If you fail to pay the required advance tax, or pay less than the law expects, simple interest is charged on the shortfall, generally at one percent for every month or part of a month. Two provisions drive this. One charges interest where total advance tax paid falls short of the assessed tax by the year end, and the other charges interest for deferment of individual instalments, subject to the capital gains relief described above. The amounts are not large per month, but on a big property gain they add up quickly, which is why paying the correct instalment on time is almost always cheaper than waiting. A seller who books a gain of several tens of lakh and defers the tax by two or three months can find the interest alone runs into thousands of rupees, a cost that serves no purpose because the tax was always going to be due. Treating the sale date and the next instalment date as a linked pair is the simplest way to avoid it.

How does the new Income-tax Act, 2025 change the position?

The rules are the same in substance, but the section numbers have changed. The Income-tax Act, 2025 replaced the 1961 Act from 1 April 2026 and applies from the tax year 2026 to 2027 onward. The advance tax liability, the four instalment dates, the capital gains relief and the interest for shortfall all continue as before. Only the numbering is new, so a Bengaluru seller reading older articles that cite the previous section numbers is still getting the right rule, just under a superseded label. For the exact current references and the challan you use to pay, rely on the official portal rather than memory of old section numbers.

What should a Bengaluru seller do to stay compliant?

Planning advance tax around a property sale is mostly about timing and estimation. Work through this checklist as soon as your sale is agreed.

  1. Estimate the capital gain on your sale, using indexed or adjusted cost where it applies, before you fix the closing date.
  2. Add that gain to your expected salary, business or rental income for the year to find your total tax.
  3. Check whether the total tax crosses 10,000 rupees, the point at which advance tax becomes compulsory.
  4. Identify the next advance tax due date that falls after your expected sale date.
  5. Reduce the estimated gain by any exemption you genuinely intend to claim through reinvestment, so you do not overpay.
  6. Pay the full tax on the gain by that next instalment date to keep the interest relief.
  7. Keep the challan and reinvestment proof, and confirm the final numbers with a chartered accountant before filing.

Do I have to pay tax on my property sale gain before I file my return?

If your total tax for the year, including the gain, is 10,000 rupees or more, yes.
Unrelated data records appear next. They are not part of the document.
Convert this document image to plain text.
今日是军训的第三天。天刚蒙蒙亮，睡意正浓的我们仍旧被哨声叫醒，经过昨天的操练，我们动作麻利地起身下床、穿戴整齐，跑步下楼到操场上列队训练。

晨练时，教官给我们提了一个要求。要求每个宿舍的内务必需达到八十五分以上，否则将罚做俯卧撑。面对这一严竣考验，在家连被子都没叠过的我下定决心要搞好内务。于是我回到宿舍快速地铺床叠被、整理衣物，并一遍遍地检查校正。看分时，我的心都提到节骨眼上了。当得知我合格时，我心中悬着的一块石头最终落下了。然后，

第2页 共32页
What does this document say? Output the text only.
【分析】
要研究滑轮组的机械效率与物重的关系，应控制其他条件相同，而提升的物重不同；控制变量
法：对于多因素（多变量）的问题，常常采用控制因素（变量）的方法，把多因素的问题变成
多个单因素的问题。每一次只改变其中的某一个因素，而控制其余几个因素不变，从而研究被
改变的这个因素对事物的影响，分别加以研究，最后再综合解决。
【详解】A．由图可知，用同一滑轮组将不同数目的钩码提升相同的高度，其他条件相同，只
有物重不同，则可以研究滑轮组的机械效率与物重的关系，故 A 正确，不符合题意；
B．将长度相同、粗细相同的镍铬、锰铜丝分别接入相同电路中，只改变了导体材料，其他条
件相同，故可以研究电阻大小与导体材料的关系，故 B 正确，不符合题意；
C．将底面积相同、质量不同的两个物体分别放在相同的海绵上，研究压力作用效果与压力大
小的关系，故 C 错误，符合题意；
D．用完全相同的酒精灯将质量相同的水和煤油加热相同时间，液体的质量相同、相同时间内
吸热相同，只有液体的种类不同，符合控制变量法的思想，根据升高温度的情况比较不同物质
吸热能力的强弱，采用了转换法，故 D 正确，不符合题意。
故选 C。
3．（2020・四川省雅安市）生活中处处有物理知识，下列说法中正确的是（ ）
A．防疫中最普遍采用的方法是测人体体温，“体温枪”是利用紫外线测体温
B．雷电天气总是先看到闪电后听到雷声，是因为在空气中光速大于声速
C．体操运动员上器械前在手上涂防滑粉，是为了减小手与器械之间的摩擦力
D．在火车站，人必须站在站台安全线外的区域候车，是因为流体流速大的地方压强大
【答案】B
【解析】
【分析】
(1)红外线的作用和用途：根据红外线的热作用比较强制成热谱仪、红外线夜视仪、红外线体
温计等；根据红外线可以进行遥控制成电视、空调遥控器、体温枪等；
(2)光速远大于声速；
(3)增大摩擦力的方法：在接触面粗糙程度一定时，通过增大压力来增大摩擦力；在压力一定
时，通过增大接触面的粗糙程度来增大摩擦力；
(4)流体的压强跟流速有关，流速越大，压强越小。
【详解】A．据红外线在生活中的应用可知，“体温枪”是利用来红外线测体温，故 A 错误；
You must pay advance tax during the year rather than waiting until you file. This applies to salaried owners, self employed sellers and non residents alike once the 10,000 rupee threshold is crossed by your combined income and gain.
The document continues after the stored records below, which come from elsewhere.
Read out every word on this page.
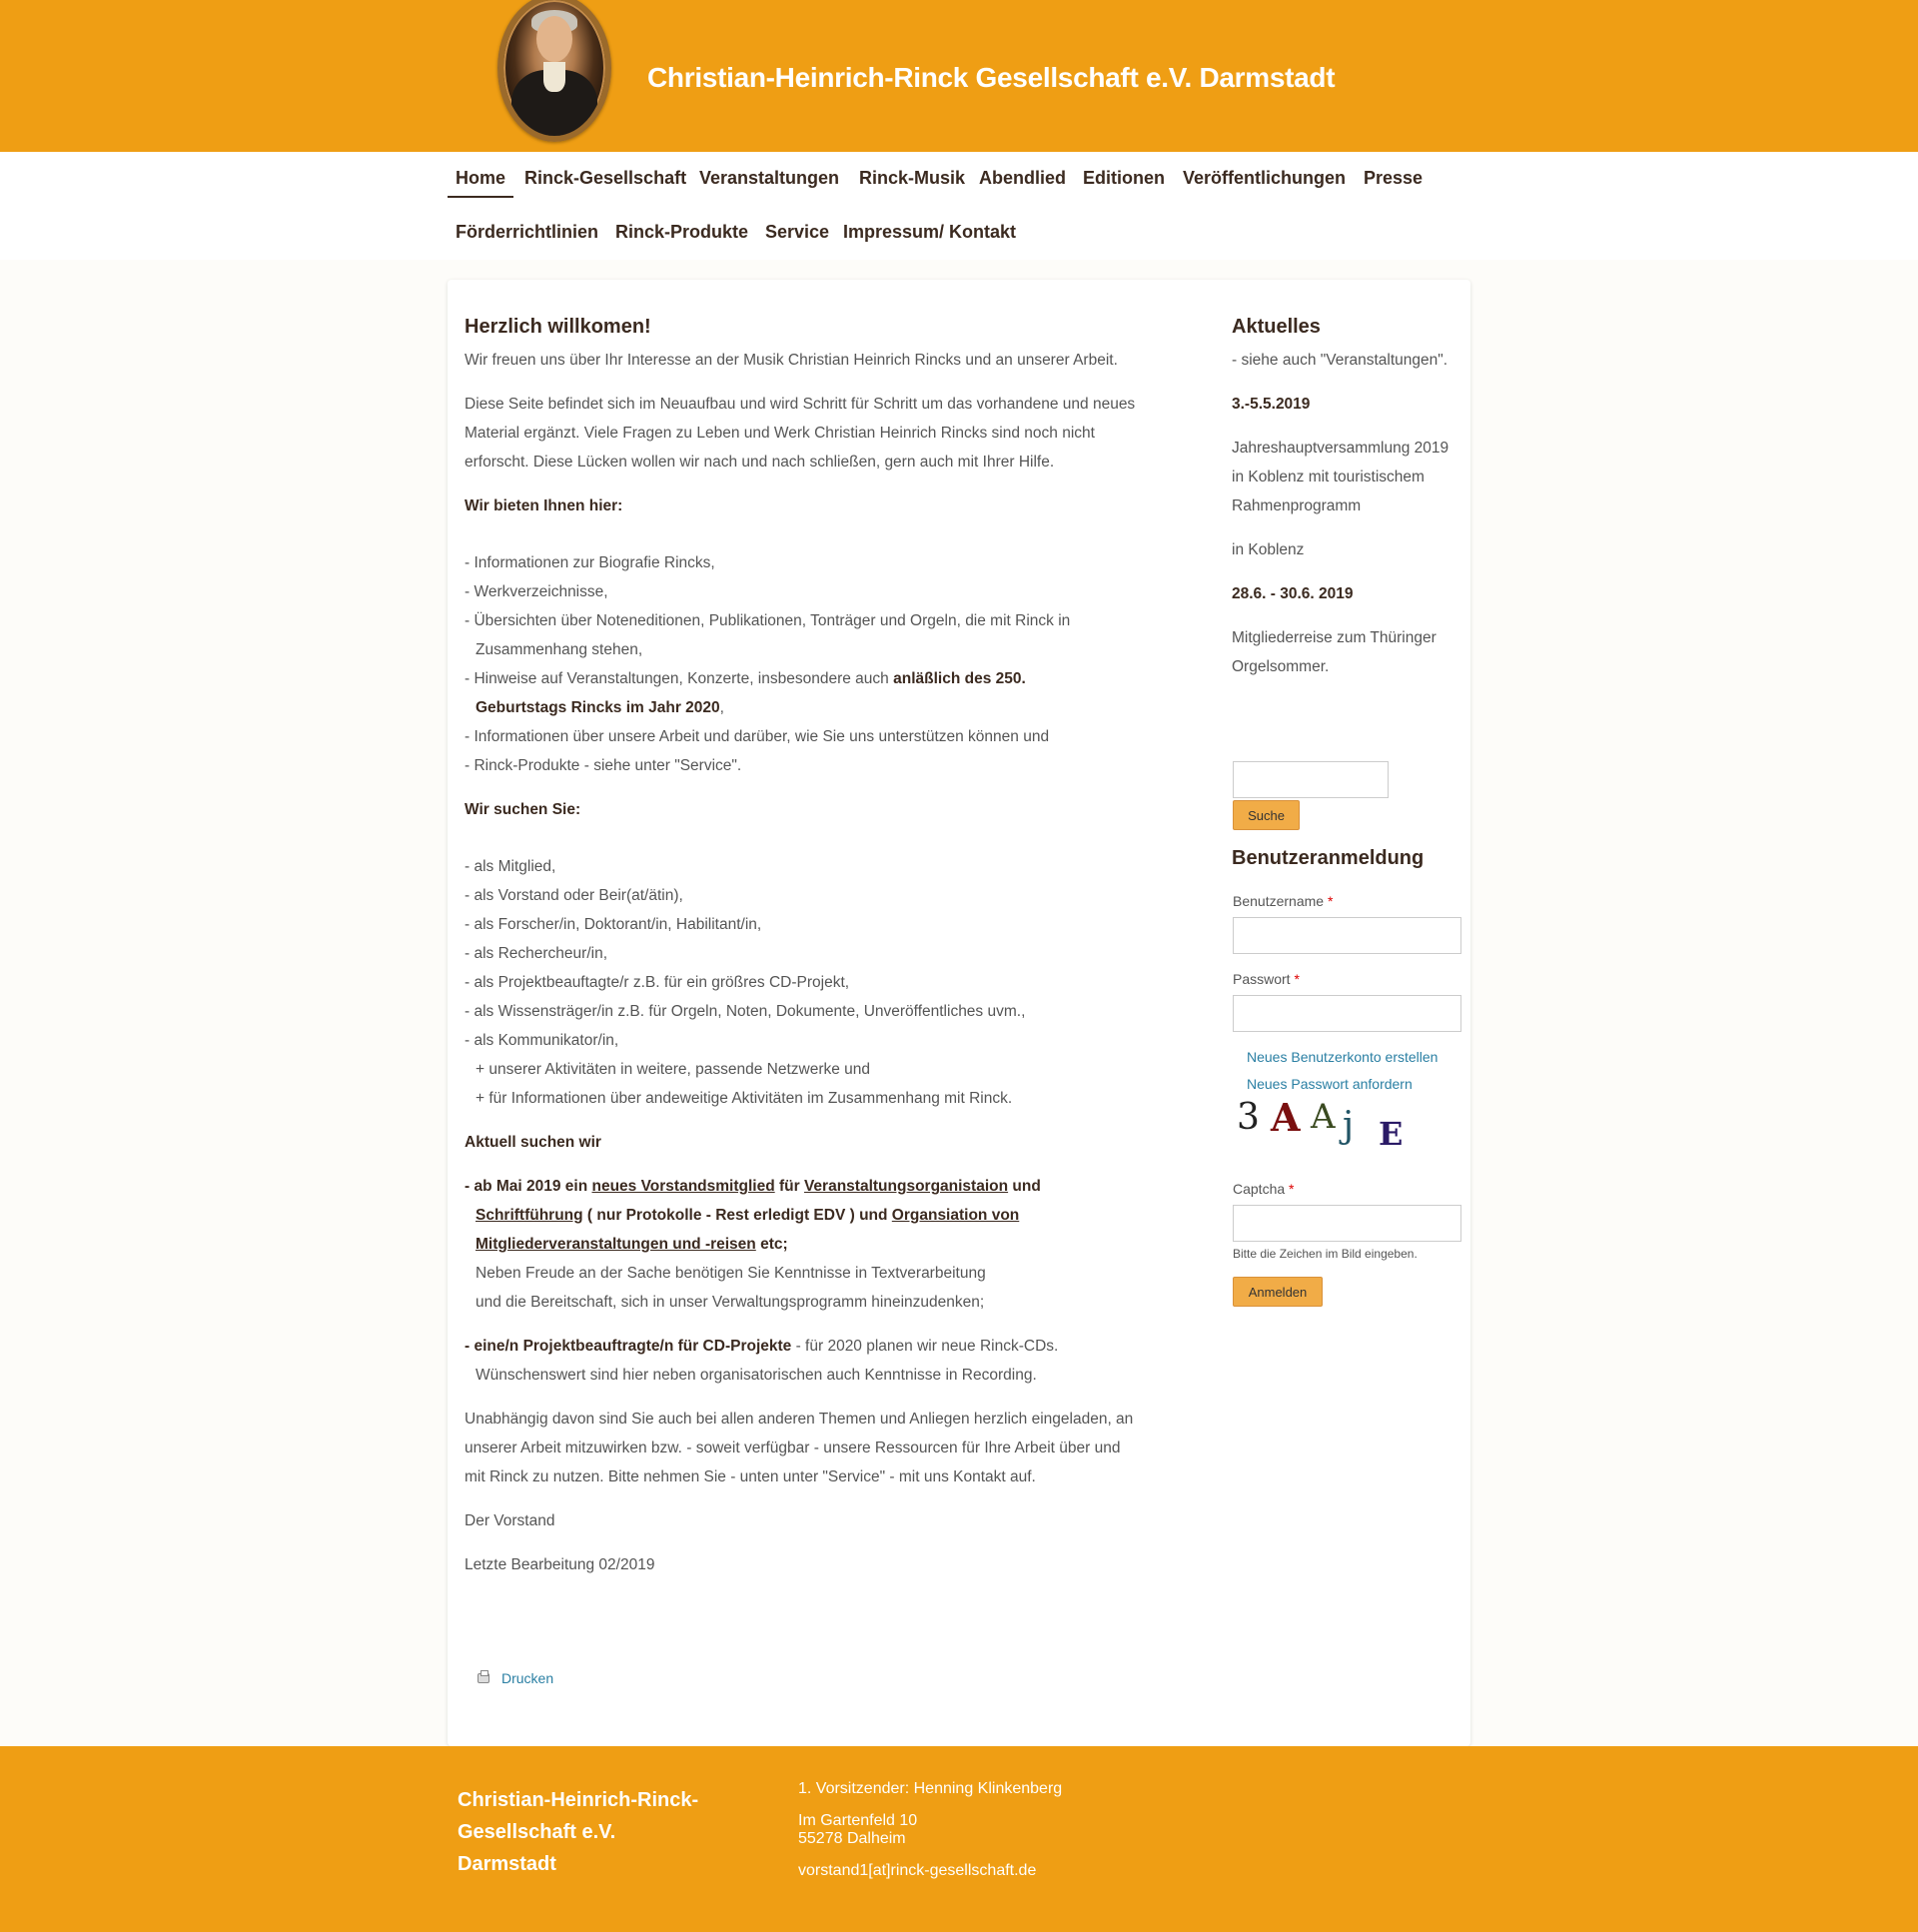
Christian-Heinrich-Rinck Gesellschaft e.V. Darmstadt
Home Rinck-Gesellschaft Veranstaltungen Rinck-Musik Abendlied Editionen Veröffentlichungen Presse
Förderrichtlinien Rinck-Produkte Service Impressum/ Kontakt
Herzlich willkomen!

Wir freuen uns über Ihr Interesse an der Musik Christian Heinrich Rincks und an unserer Arbeit.

Diese Seite befindet sich im Neuaufbau und wird Schritt für Schritt um das vorhandene und neues Material ergänzt. Viele Fragen zu Leben und Werk Christian Heinrich Rincks sind noch nicht erforscht. Diese Lücken wollen wir nach und nach schließen, gern auch mit Ihrer Hilfe.

Wir bieten Ihnen hier:

- Informationen zur Biografie Rincks,
- Werkverzeichnisse,
- Übersichten über Noteneditionen, Publikationen, Tonträger und Orgeln, die mit Rinck in
Zusammenhang stehen,
- Hinweise auf Veranstaltungen, Konzerte, insbesondere auch anläßlich des 250.
Geburtstags Rincks im Jahr 2020,
- Informationen über unsere Arbeit und darüber, wie Sie uns unterstützen können und
- Rinck-Produkte - siehe unter "Service".

Wir suchen Sie:

- als Mitglied,
- als Vorstand oder Beir(at/ätin),
- als Forscher/in, Doktorant/in, Habilitant/in,
- als Rechercheur/in,
- als Projektbeauftagte/r z.B. für ein größres CD-Projekt,
- als Wissensträger/in z.B. für Orgeln, Noten, Dokumente, Unveröffentliches uvm.,
- als Kommunikator/in,
+ unserer Aktivitäten in weitere, passende Netzwerke und
+ für Informationen über andeweitige Aktivitäten im Zusammenhang mit Rinck.

Aktuell suchen wir

- ab Mai 2019 ein neues Vorstandsmitglied für Veranstaltungsorganistaion und
Schriftführung ( nur Protokolle - Rest erledigt EDV ) und Organsiation von
Mitgliederveranstaltungen und -reisen etc;
Neben Freude an der Sache benötigen Sie Kenntnisse in Textverarbeitung
und die Bereitschaft, sich in unser Verwaltungsprogramm hineinzudenken;

- eine/n Projektbeauftragte/n für CD-Projekte - für 2020 planen wir neue Rinck-CDs.
Wünschenswert sind hier neben organisatorischen auch Kenntnisse in Recording.

Unabhängig davon sind Sie auch bei allen anderen Themen und Anliegen herzlich eingeladen, an unserer Arbeit mitzuwirken bzw. - soweit verfügbar - unsere Ressourcen für Ihre Arbeit über und mit Rinck zu nutzen. Bitte nehmen Sie - unten unter "Service" - mit uns Kontakt auf.

Der Vorstand

Letzte Bearbeitung 02/2019

Drucken
Aktuelles

- siehe auch "Veranstaltungen".

3.-5.5.2019

Jahreshauptversammlung 2019 in Koblenz mit touristischem Rahmenprogramm

in Koblenz

28.6. - 30.6. 2019

Mitgliederreise zum Thüringer Orgelsommer.

Suche
Benutzeranmeldung
Benutzername *
Passwort *
Neues Benutzerkonto erstellen
Neues Passwort anfordern
3 A A j E
Captcha *
Bitte die Zeichen im Bild eingeben.
Anmelden
Christian-Heinrich-Rinck-Gesellschaft e.V. Darmstadt
1. Vorsitzender: Henning Klinkenberg
Im Gartenfeld 10
55278 Dalheim
vorstand1[at]rinck-gesellschaft.de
My sale closed after the September instalment date. Am I penalised for the earlier ones?

No. Because the gain could not be foreseen before the sale, the law lets you pay the full tax on it with the next instalment due after the sale, here 15 December, without interest on the earlier missed portion. You must pay it fully by that date to keep the relief and avoid a shortfall charge.
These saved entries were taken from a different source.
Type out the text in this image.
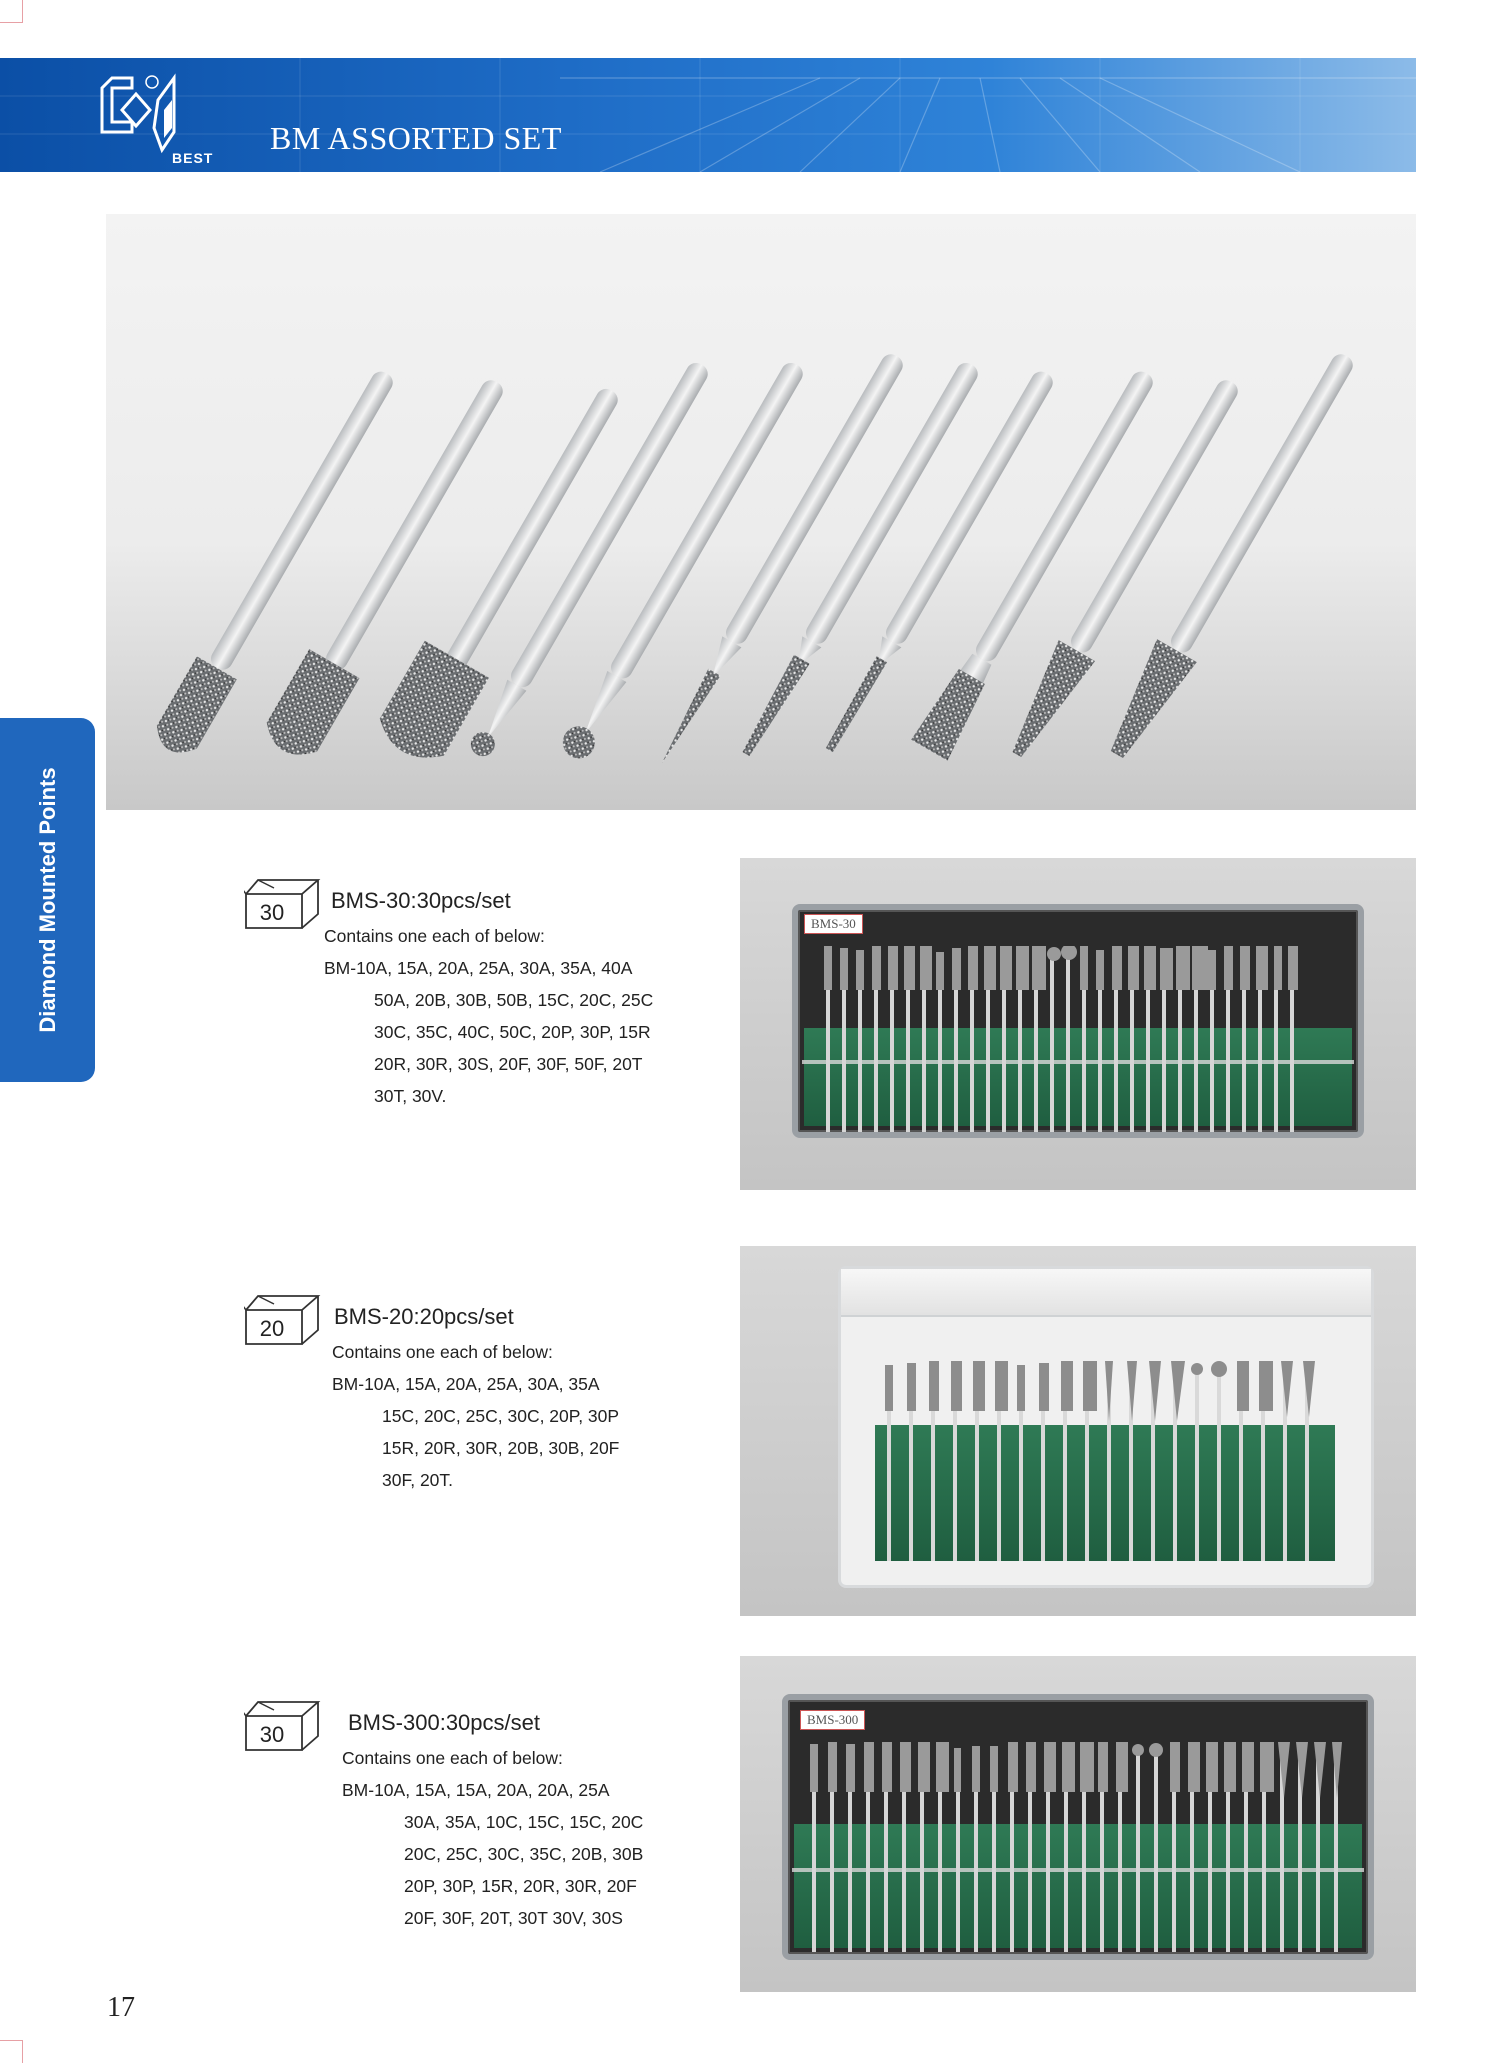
BEST
BM ASSORTED SET
Diamond Mounted Points	30	BMS-30:30pcs/set
Contains one each of below:
BM-10A, 15A, 20A, 25A, 30A, 35A, 40A
50A, 20B, 30B, 50B, 15C, 20C, 25C
30C, 35C, 40C, 50C, 20P, 30P, 15R
20R, 30R, 30S, 20F, 30F, 50F, 20T
30T, 30V.
BMS-30
20	BMS-20:20pcs/set
Contains one each of below:
BM-10A, 15A, 20A, 25A, 30A, 35A
15C, 20C, 25C, 30C, 20P, 30P
15R, 20R, 30R, 20B, 30B, 20F
30F, 20T.
30	BMS-300:30pcs/set
Contains one each of below:
BM-10A, 15A, 15A, 20A, 20A, 25A
30A, 35A, 10C, 15C, 15C, 20C
20C, 25C, 30C, 35C, 20B, 30B
20P, 30P, 15R, 20R, 30R, 20F
20F, 30F, 20T, 30T 30V, 30S
BMS-300
17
Which advance tax dates should a property seller track?

Track four dates each year, 15 June for 15 percent, 15 September for 45 percent cumulative, 15 December for 75 percent, and 15 March for 100 percent. Once your sale gain is known, add the tax on it into whichever of these dates falls next after the sale, so your instalment reflects the gain in time.

What happens if I underpay the advance tax on my capital gain?

You owe simple interest, generally around one percent for every month or part of a month on the shortfall, from the due date until you pay. This is charged on top of the tax itself, so paying the correct instalment amount on time is almost always cheaper than settling the balance with interest later in the year.

Last updated 2026-07-07. PropNewz Team.